Le calme apparent avant la tempête

Une famille presque normale.

Au départ, nous savons déjà quel sera le dénouement tragique de cette histoire tirée d’un fait vécu. Qu’importe puisque la mise en scène de Kurzel enchaîne surprises, déformations narratives, références à un certain cinéma de genre qui, souvent, se penche sur les dérives sociales de notre époque. Mais le film se distingue essentiellement pour le regard que pose le cinéaste sur la question. Sa vision des choses se situe dans un monde parallèle créé de toutes pièces, quasi fantomatique, ne craignant  guère les fausses pistes, les chemins de traverse, les pièges, les fausses perceptions.

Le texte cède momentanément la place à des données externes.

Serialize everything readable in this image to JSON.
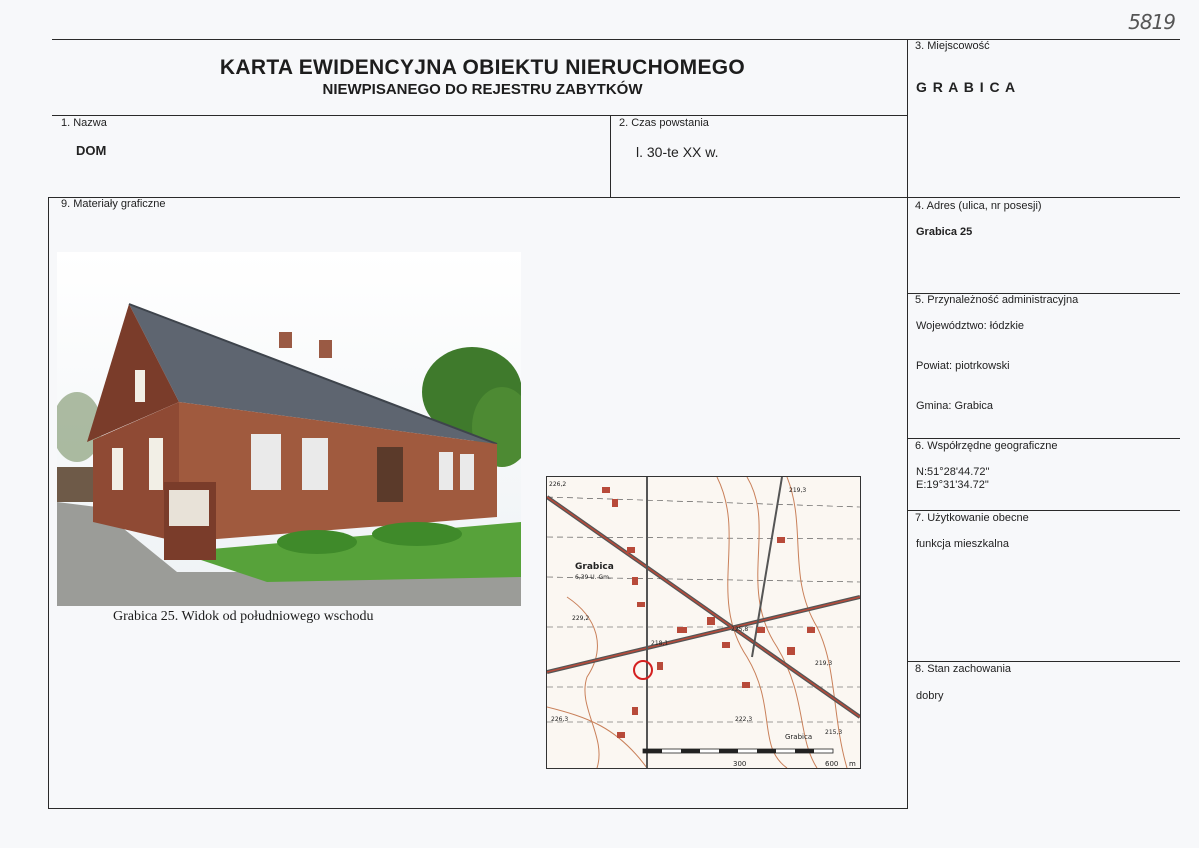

C’est ce qui rend le film aussi lumineux, même dans sa part d’ombre prédominante, une représentation intimement dantesque de la vie. La cible la plus importante, la colère. L’intérieure, celle qui se manifeste sans crier gare, qui s’accumule au gré du temps, jour après jour, qui envahit notre être pour en tirer les pires réverbérations, excès, troubles psychiques, comportements excessifs. Mais dans le cas de Nitram, parfait (anti)héros, dans la froideur totale, dans l’indifférence face à la morale, absente dans son esprit. La direction photo et artistique participent à cet étrange jeu de correspondances, intimement, liées aux intentions du cinéaste.

Inquiétant, dérangeant, suscitant notre inconfort, Nitram est  incontestablement l’une des meilleures surprises de 2022. Vibrant. Essentiel.

On comprend avec raison le Prix d’interprétation masculine accordé à Caleb Landry Jones au Festival de Cannes 2021; une « véritable gueule » cinématographique, une bête lumineuse qui cache son mal d’être contemporain, mis en relief au cours des quelques dernières décennies.

Le coupable? Un Occident qui a perdu ses valeurs, son absence de repères fiables, la distance entre les êtres, le manque affectif. Quelque part au cours des années 80, peut-être même les 70, le choc de l’après-guerre a commencé à se dissiper pour laisser libre cours à d’autres malaises. Mais surtout, ce refus catégorique de la société face à l’Histoire, comme si son absence ne signifiait plus rien. Mais aussi, dans le cas de Nitram, une démence existentielle qui commence à l’adolescence.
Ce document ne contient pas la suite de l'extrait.